Monday, June 13, 2011

Jamie Oliver's junk food living room


Jamie Oliver's passion for reforming the way American schoolchildren eat so far (according to progress shown on the show Food Revolution) is both ineffective and unlikable. But I like that he keeps working toward having an effect, even if his tone often seems miscalibrated -- too strident, too alienating, polarizing. But the newest episode shows him taking a new leaf, bringing in persons for whom poor eating habits have resulted in health issues in later life, and the response from his student audience looks to the camera like a positive one.

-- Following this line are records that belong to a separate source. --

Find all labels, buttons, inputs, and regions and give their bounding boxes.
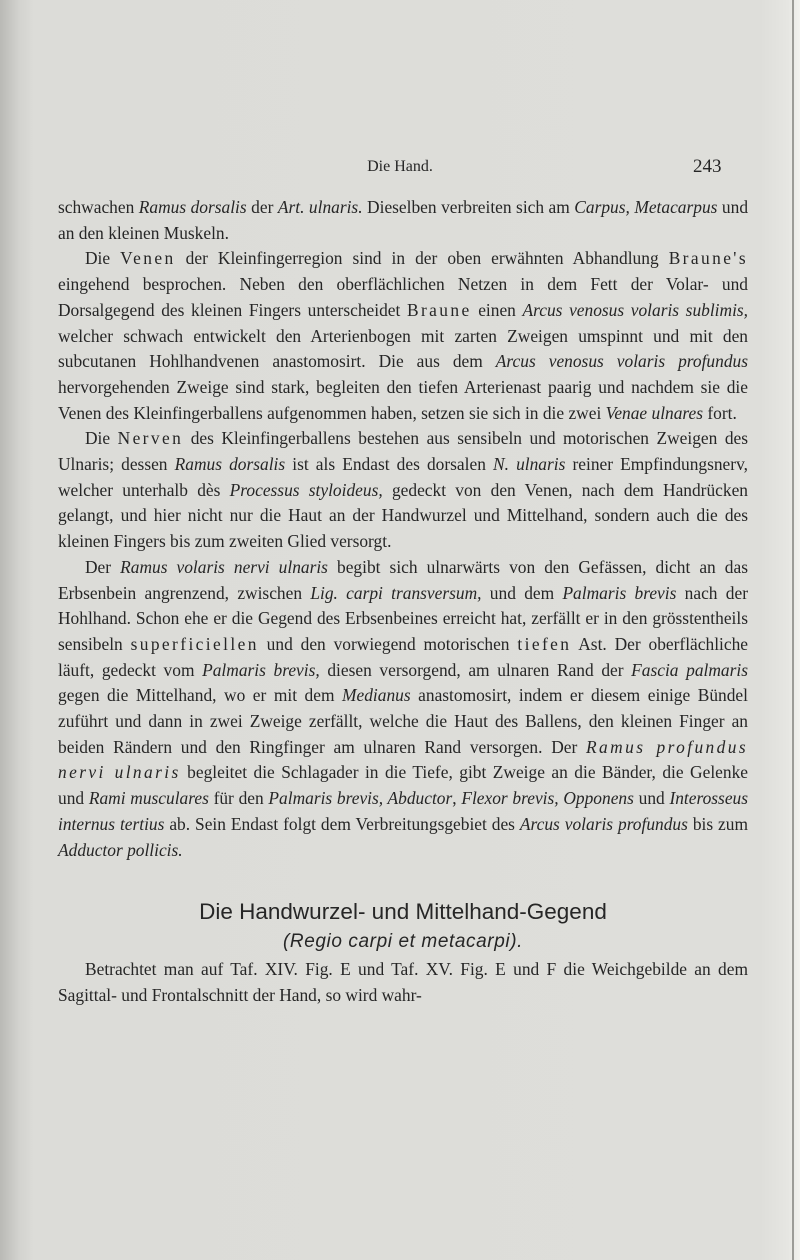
spaced-emphasis: Venen (120, 248, 176, 269)
italic-term: Palmaris brevis, Abductor (268, 788, 453, 809)
book-spine-shadow (0, 0, 34, 1260)
italic-term: Ramus profundus nervi ulnaris (58, 736, 748, 783)
page-header (0, 150, 800, 180)
section-subtitle: (Regio carpi et metacarpi). (282, 931, 524, 953)
italic-term: Palmaris brevis (562, 582, 677, 603)
spaced-emphasis: Braune (406, 299, 472, 320)
italic-term: Adductor pollicis. (58, 839, 183, 860)
paragraph-nerves: Die Nerven des Kleinfingerballens bestehen aus sensibeln und motorischen Zweigen des Ulnaris; dessen Ramus dorsalis ist als Endast des dorsalen N. ulnaris reiner Empfindungsnerv, welcher unterhalb dès Processus styloideus, gedeckt von den Venen, nach dem Handrücken gelangt, und hier nicht nur die Haut an der Handwurzel und Mittelhand, sondern auch die des kleinen Fingers bis zum zweiten Glied versorgt. (58, 428, 748, 552)
italic-term: Fascia palmaris (631, 659, 748, 680)
paragraph-arteries-end: schwachen Ramus dorsalis der Art. ulnaris. Dieselben verbreiten sich am Carpus, Metacarpus und an den kleinen Muskeln. (58, 197, 749, 243)
italic-term: Art. ulnaris. (277, 197, 363, 217)
italic-term: Palmaris brevis, (202, 659, 320, 680)
italic-term: N. ulnaris (493, 454, 566, 475)
italic-term: Processus styloideus, (229, 479, 383, 500)
paragraph-ramus-volaris: Der Ramus volaris nervi ulnaris begibt sich ulnarwärts von den Gefässen, dicht an das Erbsenbein angrenzend, zwischen Lig. carpi transversum, und dem Palmaris brevis nach der Hohlhand. Schon ehe er die Gegend des Erbsenbeines erreicht hat, zerfällt er in den grösstentheils sensibeln superficiellen und den vorwiegend motorischen tiefen Ast. Der oberflächliche läuft, gedeckt vom Palmaris brevis, diesen versorgend, am ulnaren Rand der Fascia palmaris gegen die Mittelhand, wo er mit dem Medianus anastomosirt, indem er diesem einige Bündel zuführt und dann in zwei Zweige zerfällt, welche die Haut des Ballens, den kleinen Finger an beiden Rändern und den Ringfinger am ulnaren Rand versorgen. Der Ramus profundus nervi ulnaris begleitet die Schlagader in die Tiefe, gibt Zweige an die Bänder, die Gelenke und Rami musculares für den Palmaris brevis, Abductor, Flexor brevis, Opponens und Interosseus internus tertius ab. Sein Endast folgt dem Verbreitungsgebiet des Arcus volaris profundus bis zum Adductor pollicis. (58, 556, 749, 860)
italic-term: Rami musculares (88, 788, 209, 809)
italic-term: Flexor brevis, Opponens (461, 788, 634, 809)
section-title: Die Handwurzel- und Mittelhand-Gegend (199, 899, 607, 925)
italic-term: Ramus volaris nervi ulnaris (120, 556, 328, 577)
section-heading (58, 897, 748, 957)
italic-term: Ramus dorsalis (174, 454, 286, 475)
italic-term: Venae ulnares (605, 402, 704, 423)
italic-term: Carpus, Metacarpus (574, 197, 718, 217)
italic-term: Interosseus internus tertius (58, 788, 749, 834)
page-edge-line (792, 0, 794, 1260)
italic-term: Lig. carpi transversum, (310, 582, 482, 603)
paragraph-section-intro: Betrachtet man auf Taf. XIV. Fig. E und Taf. XV. Fig. E und F die Weichgebilde an dem Sagittal- und Frontalschnitt der Hand, so wird wahr- (58, 959, 748, 1005)
page-number: 243 (693, 156, 722, 177)
italic-term: Arcus venosus volaris sublimis, (522, 299, 749, 320)
spaced-emphasis: Nerven (117, 428, 184, 449)
italic-term: Arcus volaris profundus (519, 813, 688, 834)
spaced-emphasis: tiefen (517, 633, 572, 654)
italic-term: Medianus (342, 685, 411, 706)
page-body (58, 195, 748, 1009)
spaced-emphasis: superficiellen (130, 633, 259, 654)
paragraph-veins: Die Venen der Kleinfingerregion sind in der oben erwähnten Abhandlung Braune's eingehend besprochen. Neben den oberflächlichen Netzen in dem Fett der Volar- und Dorsalgegend des kleinen Fingers unterscheidet Braune einen Arcus venosus volaris sublimis, welcher schwach entwickelt den Arterienbogen mit zarten Zweigen umspinnt und mit den subcutanen Hohlhandvenen anastomosirt. Die aus dem Arcus venosus volaris profundus hervorgehenden Zweige sind stark, begleiten den tiefen Arterienast paarig und nachdem sie die Venen des Kleinfingerballens aufgenommen haben, setzen sie sich in die zwei Venae ulnares fort. (58, 248, 749, 423)
running-title: Die Hand. (367, 158, 433, 175)
italic-term: Arcus venosus volaris profundus (495, 351, 748, 372)
spaced-emphasis: Braune's (668, 248, 749, 269)
italic-term: Ramus dorsalis (138, 197, 247, 217)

Oliver seems to be dividing his resources between two aims: the catalytic one, by which he hopes to kindle a new attitude towards diet and personal growth, in parents and students; and the journalistic, involving his scrutiny of the entrenched system that allies school cafeterias with industrial food suppliers. It'd be nice if he had few cut-away segments, showing the work of a separate journalistic, investigative team, that could focus on these political questions, while Oliver himself presses on with the campaign for cultural change. The photo above shows a house filled with a year's worth of junk and fast food, which Oliver used to ignite new awareness in the family living there: eat better or doom! They were thoroughly disgusted by the spectacle of their poor dietary habits in aggregate, and professed their shared intention to change their ways. Great. Inspired, I took a look online for a recipe for homemade Greek-style yogurt. I'll get off the crap food yet.